This year the Hunter Institute of Mental Health has partnered with Orygen the National Centre for Excellence in Youth Mental Health to develop the suicide prevention strategy and youth suicide prevention plan for Tasmania. While the Commonwealth Government has taken all year to finally respond to the National Mental Health Commission’s recommendations for mental health reform, many of the states and territories have been getting on with business in 2015 – thinking about reform in both mental health and suicide prevention. What I hope we will see from 2016 and beyond is a coordinated approach between the Commonwealth and the States to ensure suicide prevention activity gets the best of our collective knowledge and resources so it can make a real difference to the lives of all Australians, no matter where they live.
Q: What was the defining moment/issue for you in 2015 – personally?
This year I turned 40. In the lead up, I really struggled and approached the date with some dread. It wasn’t the number per se, but the fact that a decade had gone past in the blink of an eye and I really questioned how ‘mindful’ I had been about my life and the decisions I made in that decade.
But, like all transitions or periods of change, what I found was that I gained more than I lost. Yes, I lost my 30s and many of the things I thought I might have done in my 30s, but it was a great opportunity to celebrate the people I am fortunate to have in my life and an opportunity to reflect on how I wanted to spend the next decade of my life. I am already seeing that period of reflection paying off. Whether it is obvious from the outside or not, I am a different person than the one I was a few months ago.
Q: What was the most encouraging development for health this past year?
The biggest news in mental health this year was the Commonwealth Government’s response (finally) to the National Mental Health Commission’s review of mental health and suicide prevention. Of course, we are still waiting on further details, but after two years of review and further consultation, the mental health and suicide prevention sectors at least feel like they can finally get on with the business of important reform.
The announcement, made on 26 November, reflects what individuals, their families, the sector and the National Mental Health Commission has recommended; the need for a focus on national leadership and regional planning and implementation. It supports a move towards prevention, as well a more person-centred approach to care that integrates new innovation – including digital innovation.
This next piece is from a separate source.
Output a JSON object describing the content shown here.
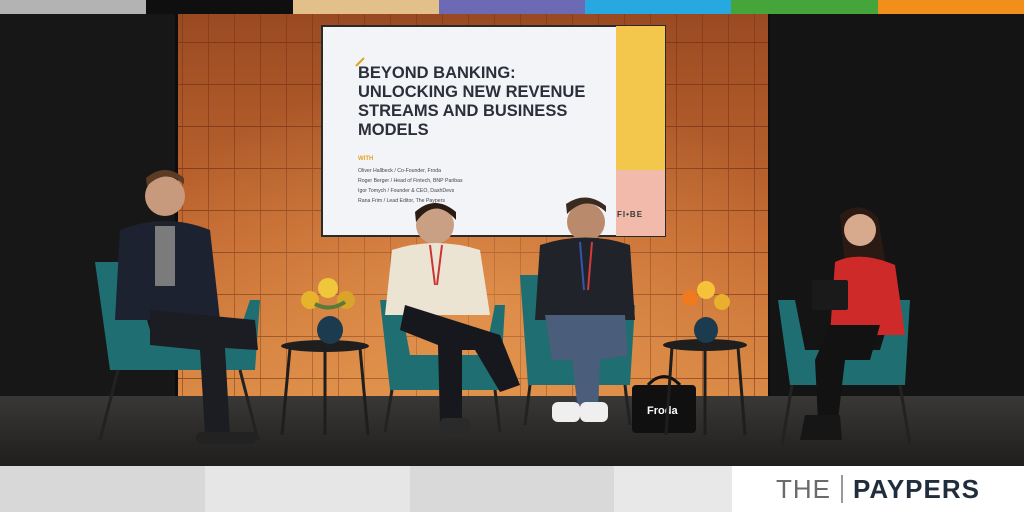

While this is all encouraging, 2016 will be a critical year for implementation and the proof will be in the (Christmas) pudding.
Q: What is the best book you read this year?
I have read quite a few books I’ve enjoyed this year, but am currently reading Kurt Fearnley’s biography “Pushing the Limits”. It is a great read, with plenty of good humour throughout. It had me at the first line that goes something like… “Who knew how hellishly slippery vomit could be”. The book has many of the things I am passionate about in it – lots of sport, my home town of Newcastle and an insight into the power of positive thinking and never believing you can’t do something. It’s a great Xmas present for anyone who has left their shopping to the last minute.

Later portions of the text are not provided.